Impressionnée par ce questionnement, Chloé jeta un regard ironique à son coéquipier.

— Quelle intuition monsieur le policier : tout à fait, un voisin, M. Kirby, qui sortait son chien a vu une voiture noire garée près de la maison de la victime vers 22h00-22h30 démarrer et il s’agissait bien d’une femme, mais il n’a vu, ni son visage, ni sa plaque d’immatriculation.

— Et la voiture, quel type ?

— Une berline classique de couleur sombre mais il n’a pas été capable de la décrire ou d’en donner la marque.

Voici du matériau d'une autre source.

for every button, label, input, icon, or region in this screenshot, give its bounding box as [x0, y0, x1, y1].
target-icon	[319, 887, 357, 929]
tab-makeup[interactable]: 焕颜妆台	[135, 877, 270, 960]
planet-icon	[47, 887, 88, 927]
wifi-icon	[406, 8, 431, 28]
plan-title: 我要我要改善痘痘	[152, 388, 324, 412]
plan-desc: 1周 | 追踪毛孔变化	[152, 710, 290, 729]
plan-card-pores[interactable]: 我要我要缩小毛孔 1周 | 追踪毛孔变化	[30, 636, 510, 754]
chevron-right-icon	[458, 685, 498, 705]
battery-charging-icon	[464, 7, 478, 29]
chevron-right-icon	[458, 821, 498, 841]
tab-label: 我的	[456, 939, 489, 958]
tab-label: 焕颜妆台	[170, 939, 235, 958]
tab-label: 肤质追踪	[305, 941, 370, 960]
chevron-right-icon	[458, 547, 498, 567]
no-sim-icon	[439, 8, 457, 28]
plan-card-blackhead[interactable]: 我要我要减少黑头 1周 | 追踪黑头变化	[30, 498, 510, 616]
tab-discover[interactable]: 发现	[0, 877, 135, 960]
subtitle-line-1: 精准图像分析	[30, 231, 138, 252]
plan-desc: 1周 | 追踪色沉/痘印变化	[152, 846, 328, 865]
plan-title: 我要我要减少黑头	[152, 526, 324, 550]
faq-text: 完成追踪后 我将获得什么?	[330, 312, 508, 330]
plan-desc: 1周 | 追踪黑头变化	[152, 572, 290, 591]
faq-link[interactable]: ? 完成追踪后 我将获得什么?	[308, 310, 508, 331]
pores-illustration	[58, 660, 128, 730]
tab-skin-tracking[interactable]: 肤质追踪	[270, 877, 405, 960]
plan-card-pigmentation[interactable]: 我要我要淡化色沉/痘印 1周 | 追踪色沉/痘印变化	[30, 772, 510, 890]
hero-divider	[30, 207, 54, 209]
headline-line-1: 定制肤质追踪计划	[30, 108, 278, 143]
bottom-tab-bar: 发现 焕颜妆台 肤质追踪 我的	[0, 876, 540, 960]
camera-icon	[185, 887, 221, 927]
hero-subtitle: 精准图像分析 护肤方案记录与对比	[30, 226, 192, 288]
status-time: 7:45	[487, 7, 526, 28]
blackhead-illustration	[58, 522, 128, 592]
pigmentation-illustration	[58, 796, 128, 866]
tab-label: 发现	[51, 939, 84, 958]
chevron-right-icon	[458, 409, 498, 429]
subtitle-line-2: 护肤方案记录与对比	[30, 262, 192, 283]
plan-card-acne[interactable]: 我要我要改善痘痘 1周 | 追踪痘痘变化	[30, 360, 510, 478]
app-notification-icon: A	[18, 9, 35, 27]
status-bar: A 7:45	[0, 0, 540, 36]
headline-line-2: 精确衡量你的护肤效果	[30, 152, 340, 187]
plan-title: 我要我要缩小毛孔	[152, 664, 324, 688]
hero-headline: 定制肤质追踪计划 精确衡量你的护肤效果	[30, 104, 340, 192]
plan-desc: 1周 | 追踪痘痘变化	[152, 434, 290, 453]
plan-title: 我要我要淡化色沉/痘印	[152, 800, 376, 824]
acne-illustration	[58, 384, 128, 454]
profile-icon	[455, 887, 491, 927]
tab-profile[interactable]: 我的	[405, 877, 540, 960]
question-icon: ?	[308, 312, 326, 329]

— Bien, cela nous donne quelques pistes. Nous devons vérifier les enregistrements des caméras de surveillance dans le quartier et voir si nous pouvons identifier cette voiture. Et il faut aussi interroger à nouveau les témoins pour obtenir plus de détails.

Chloé fit grise mine.

— C’est déjà fait, les caméras sont hors-jeu et le témoin, M. Kirby, a tout de même précisé que la femme qu’il avait vue était blonde, de taille moyenne, petite quarantaine, il n’a pas été en mesure d’être plus précis.

— Il faut donc axer nos recherches sur cette femme mystérieuse.

— Un peu mince au vu de la description.

— Pas faux.

A peine eut-il prononcé ces mots que la porte du bureau s’ouvrit. Parker entra en coup de vent.

— T’avais raison Daniel, il y a aussi cette sorte de croix dans l’appartement de la première victime.

— C’est pas une croix, c’est un pentagramme inversé, un signe satanique.

— Oui, ben, si tu veux.

— Des inscriptions ?

— Rien du tout, juste ton pentagramme, bon, j’y vais, j’ai des autopsies à faire, à plus.

Parker sortit aussi vite qu’il était rentré. Chloé scruta le visage de Daniel à la recherche de toute grimace susceptible de lui traverser l’esprit.

— Toujours ton idée de sorcellerie ?

Daniel, doigt sous le menton, la moue victorieuse, secoua la tête de haut en bas.

— On n’a rien d’autre.

Chloé dévisagea Daniel, puis son regard perplexe se posa sur le rapport d’autopsie. Elle prit son menton entre son pouce et son index, ses yeux remontèrent calmement vers ceux de Daniel afin de capter son regard, de ses lèvres crispées s’échappa un « si tu le dis » à peine audible. D’un sourire inquiet, elle répondit à celui, rassurant, de Daniel qui, fier de son intuition, tapota sur le bout de son nez avec son index.

[1] Le luminol est utilisé en criminalistique pour détecter les faibles traces de sang et de liquides divers laissés sur les scènes de crime.